Single Again… The One

By Kenneth Stepp

Is this our quest? The One…. What does that mean to you? To me it’s a mixed bag of personality traits, emotions, and big brain covered in flesh. Yea, it sounds weird, but That’s what it means to me. Having said that, I have found that mixed bag of personality traits change constantly. I wasn’t expecting that. I thought I knew exactly who I was looking for. I use to have these five things. And when I found the girl who had them all, my search would be over.

But like most things I plan, I was incorrect. It turns out we humans have layers, some have more than others. A person can be all these five things and not be someone I could do life with. Attitude has a lot to do with it. I love sarcasm. But some have it in overwhelming amounts and it becomes mean-spirited. As someone who always wants to leave someone better than I found them, I can’t see me with someone who does the opposite, so the journey continues.
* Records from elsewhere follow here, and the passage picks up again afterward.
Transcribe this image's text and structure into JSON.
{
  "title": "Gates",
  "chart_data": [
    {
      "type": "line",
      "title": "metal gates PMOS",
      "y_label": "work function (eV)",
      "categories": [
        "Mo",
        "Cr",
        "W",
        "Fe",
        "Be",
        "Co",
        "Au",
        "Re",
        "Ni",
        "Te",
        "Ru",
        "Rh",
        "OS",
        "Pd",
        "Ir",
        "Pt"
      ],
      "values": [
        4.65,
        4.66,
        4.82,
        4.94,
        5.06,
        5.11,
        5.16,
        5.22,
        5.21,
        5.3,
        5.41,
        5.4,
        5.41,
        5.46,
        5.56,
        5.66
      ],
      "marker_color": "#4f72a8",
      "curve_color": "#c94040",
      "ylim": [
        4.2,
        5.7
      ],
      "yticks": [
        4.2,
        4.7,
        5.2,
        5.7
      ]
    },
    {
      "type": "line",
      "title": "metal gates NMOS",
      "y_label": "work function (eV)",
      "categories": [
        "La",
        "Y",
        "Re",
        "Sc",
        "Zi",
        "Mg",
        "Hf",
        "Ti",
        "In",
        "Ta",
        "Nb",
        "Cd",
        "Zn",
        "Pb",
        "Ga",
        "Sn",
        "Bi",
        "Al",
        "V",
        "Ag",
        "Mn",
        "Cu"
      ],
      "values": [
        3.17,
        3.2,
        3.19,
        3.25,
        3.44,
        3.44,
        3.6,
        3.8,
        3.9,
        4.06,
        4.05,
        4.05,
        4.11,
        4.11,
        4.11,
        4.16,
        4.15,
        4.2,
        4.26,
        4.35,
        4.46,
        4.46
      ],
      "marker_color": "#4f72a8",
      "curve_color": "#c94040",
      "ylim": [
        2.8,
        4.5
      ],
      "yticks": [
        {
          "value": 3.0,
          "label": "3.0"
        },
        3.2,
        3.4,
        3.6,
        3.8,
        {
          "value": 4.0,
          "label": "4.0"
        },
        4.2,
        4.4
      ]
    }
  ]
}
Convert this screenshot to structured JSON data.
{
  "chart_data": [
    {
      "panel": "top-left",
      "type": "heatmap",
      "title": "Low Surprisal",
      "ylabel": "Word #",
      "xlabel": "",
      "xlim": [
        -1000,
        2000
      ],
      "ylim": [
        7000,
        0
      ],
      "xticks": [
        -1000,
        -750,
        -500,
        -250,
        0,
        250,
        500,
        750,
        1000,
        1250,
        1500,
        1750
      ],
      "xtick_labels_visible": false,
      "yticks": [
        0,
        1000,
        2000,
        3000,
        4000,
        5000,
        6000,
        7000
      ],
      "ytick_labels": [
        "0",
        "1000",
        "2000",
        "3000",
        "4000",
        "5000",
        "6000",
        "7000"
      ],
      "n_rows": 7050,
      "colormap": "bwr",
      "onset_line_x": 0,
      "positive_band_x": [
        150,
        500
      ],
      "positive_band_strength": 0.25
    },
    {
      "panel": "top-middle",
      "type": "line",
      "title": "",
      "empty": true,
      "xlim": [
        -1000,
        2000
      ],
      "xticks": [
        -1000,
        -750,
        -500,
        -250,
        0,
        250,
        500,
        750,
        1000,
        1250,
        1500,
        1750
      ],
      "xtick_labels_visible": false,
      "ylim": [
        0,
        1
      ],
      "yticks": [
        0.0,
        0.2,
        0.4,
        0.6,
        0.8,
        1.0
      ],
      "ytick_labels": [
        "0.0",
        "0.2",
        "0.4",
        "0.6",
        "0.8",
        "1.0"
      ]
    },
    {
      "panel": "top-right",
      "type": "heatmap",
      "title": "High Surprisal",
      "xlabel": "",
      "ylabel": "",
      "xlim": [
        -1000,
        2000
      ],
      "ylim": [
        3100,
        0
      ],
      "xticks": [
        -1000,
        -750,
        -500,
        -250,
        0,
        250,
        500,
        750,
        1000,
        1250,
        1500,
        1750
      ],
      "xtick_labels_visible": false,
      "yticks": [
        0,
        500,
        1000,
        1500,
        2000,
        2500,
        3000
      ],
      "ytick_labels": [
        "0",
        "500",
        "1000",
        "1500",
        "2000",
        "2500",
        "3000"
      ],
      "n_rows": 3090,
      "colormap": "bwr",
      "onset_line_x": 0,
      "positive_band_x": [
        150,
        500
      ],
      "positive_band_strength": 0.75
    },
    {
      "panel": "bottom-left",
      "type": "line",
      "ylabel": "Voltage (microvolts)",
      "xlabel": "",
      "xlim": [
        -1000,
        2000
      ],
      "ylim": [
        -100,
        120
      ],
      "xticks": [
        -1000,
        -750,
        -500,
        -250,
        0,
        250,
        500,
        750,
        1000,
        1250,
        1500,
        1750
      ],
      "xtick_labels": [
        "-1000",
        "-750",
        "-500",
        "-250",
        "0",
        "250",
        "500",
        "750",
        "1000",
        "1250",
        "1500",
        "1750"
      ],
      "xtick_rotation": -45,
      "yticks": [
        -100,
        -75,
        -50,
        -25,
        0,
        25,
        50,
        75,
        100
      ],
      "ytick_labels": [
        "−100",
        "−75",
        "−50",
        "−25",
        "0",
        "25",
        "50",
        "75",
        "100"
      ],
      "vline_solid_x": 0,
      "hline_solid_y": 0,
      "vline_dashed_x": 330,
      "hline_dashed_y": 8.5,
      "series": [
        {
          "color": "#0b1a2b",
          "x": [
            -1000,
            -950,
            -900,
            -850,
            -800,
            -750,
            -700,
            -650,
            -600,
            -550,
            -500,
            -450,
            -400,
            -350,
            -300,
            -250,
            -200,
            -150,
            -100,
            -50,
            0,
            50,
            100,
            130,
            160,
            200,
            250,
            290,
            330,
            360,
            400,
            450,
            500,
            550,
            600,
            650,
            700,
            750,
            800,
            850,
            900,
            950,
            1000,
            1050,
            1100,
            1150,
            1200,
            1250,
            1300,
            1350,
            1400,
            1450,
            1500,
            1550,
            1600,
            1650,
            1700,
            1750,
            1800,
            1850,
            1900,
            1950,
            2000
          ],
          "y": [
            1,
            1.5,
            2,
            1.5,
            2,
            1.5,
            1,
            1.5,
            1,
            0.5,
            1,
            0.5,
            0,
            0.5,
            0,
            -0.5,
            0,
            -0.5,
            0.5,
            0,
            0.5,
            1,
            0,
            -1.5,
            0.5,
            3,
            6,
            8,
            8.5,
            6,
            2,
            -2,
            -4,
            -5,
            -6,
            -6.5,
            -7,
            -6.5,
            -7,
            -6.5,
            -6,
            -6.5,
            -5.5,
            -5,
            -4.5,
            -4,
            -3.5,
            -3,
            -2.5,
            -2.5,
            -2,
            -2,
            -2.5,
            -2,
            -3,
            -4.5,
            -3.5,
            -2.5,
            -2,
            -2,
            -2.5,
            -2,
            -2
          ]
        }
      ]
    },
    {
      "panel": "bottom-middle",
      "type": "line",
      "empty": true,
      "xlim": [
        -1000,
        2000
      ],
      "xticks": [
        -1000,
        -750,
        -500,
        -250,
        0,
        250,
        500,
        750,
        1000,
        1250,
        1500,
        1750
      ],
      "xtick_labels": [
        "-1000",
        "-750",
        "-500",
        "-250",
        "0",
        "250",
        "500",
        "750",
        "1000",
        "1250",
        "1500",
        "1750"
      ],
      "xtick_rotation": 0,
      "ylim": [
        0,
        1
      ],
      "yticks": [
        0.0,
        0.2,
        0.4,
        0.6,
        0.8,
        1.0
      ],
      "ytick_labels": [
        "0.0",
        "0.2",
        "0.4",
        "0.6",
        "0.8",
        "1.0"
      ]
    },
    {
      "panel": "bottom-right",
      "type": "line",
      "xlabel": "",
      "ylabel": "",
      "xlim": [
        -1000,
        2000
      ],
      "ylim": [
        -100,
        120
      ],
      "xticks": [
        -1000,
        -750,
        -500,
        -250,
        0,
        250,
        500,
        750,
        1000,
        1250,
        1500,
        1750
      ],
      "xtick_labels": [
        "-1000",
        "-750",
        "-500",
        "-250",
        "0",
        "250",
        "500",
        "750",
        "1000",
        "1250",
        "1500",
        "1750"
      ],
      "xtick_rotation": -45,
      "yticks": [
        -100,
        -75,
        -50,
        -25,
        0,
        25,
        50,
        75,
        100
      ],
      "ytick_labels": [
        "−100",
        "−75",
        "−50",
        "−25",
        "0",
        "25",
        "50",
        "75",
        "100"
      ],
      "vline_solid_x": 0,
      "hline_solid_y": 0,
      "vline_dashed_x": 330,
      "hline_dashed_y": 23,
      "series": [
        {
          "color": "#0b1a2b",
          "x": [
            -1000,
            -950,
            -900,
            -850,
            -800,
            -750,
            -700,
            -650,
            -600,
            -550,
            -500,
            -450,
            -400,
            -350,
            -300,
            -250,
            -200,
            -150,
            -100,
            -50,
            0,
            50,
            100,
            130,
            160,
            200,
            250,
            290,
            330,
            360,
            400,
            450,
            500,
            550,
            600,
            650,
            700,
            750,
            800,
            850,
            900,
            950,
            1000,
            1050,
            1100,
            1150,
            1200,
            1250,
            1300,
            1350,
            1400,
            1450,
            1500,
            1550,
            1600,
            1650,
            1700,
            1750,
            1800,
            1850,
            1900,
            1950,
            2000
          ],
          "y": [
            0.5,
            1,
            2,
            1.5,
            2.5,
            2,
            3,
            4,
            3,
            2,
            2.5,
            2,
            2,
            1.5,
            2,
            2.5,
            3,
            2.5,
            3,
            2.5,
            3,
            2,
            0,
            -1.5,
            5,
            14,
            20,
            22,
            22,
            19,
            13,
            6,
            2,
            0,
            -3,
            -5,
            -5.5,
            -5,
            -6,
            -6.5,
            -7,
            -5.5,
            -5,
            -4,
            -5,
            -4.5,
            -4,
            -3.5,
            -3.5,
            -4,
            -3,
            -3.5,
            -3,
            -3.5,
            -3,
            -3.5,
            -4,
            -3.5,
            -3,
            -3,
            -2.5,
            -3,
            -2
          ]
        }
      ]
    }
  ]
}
“Whatever he had found, it made him a better person. Maybe that’s what love was, finding the person who brings out the best in you and eliminates

the worst.”

― Diana Holquist

I have been told that I bring out the best in others. In counseling one of my past loves (ex Wife) said, he made sure I felt special every day, that I mattered, and that I was the center of his universe. Her words made me wonder how we got there. But people make choices, she did and I’m alone, it happens. And if being alone scares you, this journey will be even harder for you. The weak become very strong after years of swimming in these waters for sure.

So why do the ingredients for Ms Right keep changing? Experiences. A little secret about me that I hadn’t realized. I seldom break up with anyone. When I see potential I hunker down, lower all my defenses and go forward. Although that sounds like a great way to “go for it”. It has left me confused and somewhat damaged, more often than not. Perhaps it’s time to be more reserved. Or maybe this is just the way things are always going to be. Gosh, I hope not.

“We cannot decide to love. We cannot compel anyone to love us. There’s no secret recipe, only love itself. And we are at its mercy–there’s nothing we can do.”

― Nina George

Yep. I suppose if it were possible to make someone love me back, I’d be married again by now. But the rules say something other than this. I can say that I have certainly tried my best once in the years since becoming single again.

Falling short can be painful. What I have found though is confusion is huge. I am always left wondering what happened. One day I have hope that my best will be enough. Just with someone with the “nice” trait. Someone who will focus on the good in me like I will her. Someone who will not dwell on the bad in me. We all have plenty. But I have learned to see the good and someway like magic, the bad fades out of the relationship. Oh well. Trying and failing is a big part of the journey.

“Finding love is like making creme brulee. It may take a few tries before you get it right.”